Step 1: Calculate the mass of the solution
Mass of solution = mass of water + mass of glycerol
Given:
Mass of water = 425 grams
Step 2: Calculate the mass of glycerol
Let's assume the mass of glycerol is x grams.
Mass of glycerol + Mass of water = Mass of solution
x grams + 425 grams = Mass of solution
Step 3: Calculate the mole fraction of glycerol
The mole fraction of glycerol (Xglycerol) is defined as the moles of glycerol divided by the total moles of the solution.
Xglycerol = moles of glycerol / (moles of water + moles of glycerol)
The mole fraction of glycerol is given as 0.093, so:
0.093 = moles of glycerol / (moles of water + moles of glycerol)
Since the mole fraction is defined as the ratio of moles, we can write:
0.093 = moles of glycerol / (moles of water / molar mass of water + moles of glycerol / molar mass of glycerol)
Step 4: Calculate the molar mass of water and glycerol
Molar mass of water = 18 g/mol
Molar mass of glycerol = 92 g/mol
Step 5: Calculate the moles of water and glycerol
moles of water = mass of water / molar mass of water
moles of glycerol = mass of glycerol / molar mass of glycerol
Substituting the values into the equation from step 3, we have:
0.093 = moles of glycerol / (moles of water / 18 + moles of glycerol / 92)
Step 6: Solve for moles of glycerol
Multiply both sides of the equation by the denominator to get:
0.093 * (moles of water / 18 + moles of glycerol / 92) = moles of glycerol
0.093 * (425 g / 18 + moles of glycerol / 92) = moles of glycerol
Step 7: Solve for moles of glycerol
Now we can solve for moles of glycerol:
0.093 * (425 / 18 + moles of glycerol / 92) = moles of glycerol
Multiply both sides of the equation by 92 to eliminate the denominator:
0.093 * (425 / 18 * 92) + 0.093 * moles of glycerol = moles of glycerol
0.093 * (425 * 5.111) + 0.093 * moles of glycerol = moles of glycerol
214.44 + 0.093 * moles of glycerol = moles of glycerol
Rearrange the equation to isolate the moles of glycerol:
0.093 * moles of glycerol - moles of glycerol = -214.44
(0.093 - 1) * moles of glycerol = -214.44
-0.907 * moles of glycerol = -214.44
moles of glycerol = -214.44 / -0.907
moles of glycerol = 236.501
Step 8: Calculate the mass of glycerol
mass of glycerol = moles of glycerol * molar mass of glycerol
mass of glycerol = 236.501 * 92
mass of glycerol ≈ 21707.692 grams (rounding to four decimal places)
Therefore, you need approximately 21707.692 grams of glycerol to combine with 425 grams of water to make the solution.
Now, let's calculate the molality of the solution.
Molality is defined as the moles of solute per kilogram of solvent.
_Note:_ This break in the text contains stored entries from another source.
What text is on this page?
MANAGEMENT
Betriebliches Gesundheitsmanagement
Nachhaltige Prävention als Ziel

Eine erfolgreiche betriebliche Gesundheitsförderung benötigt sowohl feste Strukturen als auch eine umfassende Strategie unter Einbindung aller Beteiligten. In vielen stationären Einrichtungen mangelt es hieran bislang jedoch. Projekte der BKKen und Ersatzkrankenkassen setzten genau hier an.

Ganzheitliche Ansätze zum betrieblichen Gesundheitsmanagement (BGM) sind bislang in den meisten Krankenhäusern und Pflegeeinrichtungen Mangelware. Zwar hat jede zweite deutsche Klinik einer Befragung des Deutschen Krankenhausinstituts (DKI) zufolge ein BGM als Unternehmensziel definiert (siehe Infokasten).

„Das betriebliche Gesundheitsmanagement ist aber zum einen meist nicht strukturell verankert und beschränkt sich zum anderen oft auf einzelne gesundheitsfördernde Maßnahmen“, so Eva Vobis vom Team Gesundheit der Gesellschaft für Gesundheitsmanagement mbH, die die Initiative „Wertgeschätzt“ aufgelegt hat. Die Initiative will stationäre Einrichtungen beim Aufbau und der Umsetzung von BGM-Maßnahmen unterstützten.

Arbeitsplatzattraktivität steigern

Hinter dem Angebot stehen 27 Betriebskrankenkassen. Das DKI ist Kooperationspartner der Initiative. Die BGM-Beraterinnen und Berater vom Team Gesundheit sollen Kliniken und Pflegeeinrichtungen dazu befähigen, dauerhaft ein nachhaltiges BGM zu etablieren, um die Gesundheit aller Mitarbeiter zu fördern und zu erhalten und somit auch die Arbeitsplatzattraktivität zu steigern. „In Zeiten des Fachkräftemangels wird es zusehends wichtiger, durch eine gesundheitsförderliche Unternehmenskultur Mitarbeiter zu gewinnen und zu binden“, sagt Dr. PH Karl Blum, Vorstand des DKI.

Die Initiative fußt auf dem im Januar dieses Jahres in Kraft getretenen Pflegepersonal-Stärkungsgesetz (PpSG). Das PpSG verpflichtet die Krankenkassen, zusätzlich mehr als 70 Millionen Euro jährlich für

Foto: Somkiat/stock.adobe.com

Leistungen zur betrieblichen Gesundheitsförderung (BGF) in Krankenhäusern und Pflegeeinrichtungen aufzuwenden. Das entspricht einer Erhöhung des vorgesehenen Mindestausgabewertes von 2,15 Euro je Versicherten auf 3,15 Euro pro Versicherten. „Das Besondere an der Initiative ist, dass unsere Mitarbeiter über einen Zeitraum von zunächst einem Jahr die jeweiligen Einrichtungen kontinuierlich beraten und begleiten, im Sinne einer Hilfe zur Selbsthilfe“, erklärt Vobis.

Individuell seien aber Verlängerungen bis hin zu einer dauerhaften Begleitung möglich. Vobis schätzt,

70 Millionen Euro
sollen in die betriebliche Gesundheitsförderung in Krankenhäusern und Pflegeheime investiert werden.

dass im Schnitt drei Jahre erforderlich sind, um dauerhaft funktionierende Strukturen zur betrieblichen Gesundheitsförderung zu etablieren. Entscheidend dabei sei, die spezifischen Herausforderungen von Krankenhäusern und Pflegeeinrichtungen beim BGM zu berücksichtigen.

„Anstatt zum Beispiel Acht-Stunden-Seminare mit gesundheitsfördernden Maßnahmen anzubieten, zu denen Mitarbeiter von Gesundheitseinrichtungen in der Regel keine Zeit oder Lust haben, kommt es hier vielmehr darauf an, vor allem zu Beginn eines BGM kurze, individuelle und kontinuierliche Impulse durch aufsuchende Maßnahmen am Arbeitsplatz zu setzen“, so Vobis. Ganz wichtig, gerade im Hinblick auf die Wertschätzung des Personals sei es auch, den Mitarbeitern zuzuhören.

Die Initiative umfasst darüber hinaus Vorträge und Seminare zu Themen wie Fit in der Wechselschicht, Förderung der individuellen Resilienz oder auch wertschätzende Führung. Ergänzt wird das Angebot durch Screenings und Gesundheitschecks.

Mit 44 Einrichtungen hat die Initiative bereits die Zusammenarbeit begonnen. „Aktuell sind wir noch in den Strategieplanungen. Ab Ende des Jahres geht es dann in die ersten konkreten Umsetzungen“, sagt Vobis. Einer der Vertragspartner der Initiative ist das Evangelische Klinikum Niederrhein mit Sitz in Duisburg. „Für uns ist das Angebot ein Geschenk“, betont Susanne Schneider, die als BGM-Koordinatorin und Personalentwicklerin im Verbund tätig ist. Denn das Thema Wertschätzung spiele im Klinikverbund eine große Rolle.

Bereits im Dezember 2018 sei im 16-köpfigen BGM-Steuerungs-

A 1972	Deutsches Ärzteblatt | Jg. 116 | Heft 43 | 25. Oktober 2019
In this case, the solvent is water.
Step 1: Convert the mass of water to kilograms
Mass of water = 425 grams
Mass of water in kilograms = 425 grams / 1000 = 0.425 kg
Step 2: Calculate the molality of the solution
Molality (m) = moles of glycerol / mass of water in kilograms
Molality = moles of glycerol / 0.425 kg
Molality = 236.501 / 0.425
Molality ≈ 556.474 mol/kg (rounded to three decimal places)
Therefore, the molality of the solution is approximately 556.474 mol/kg.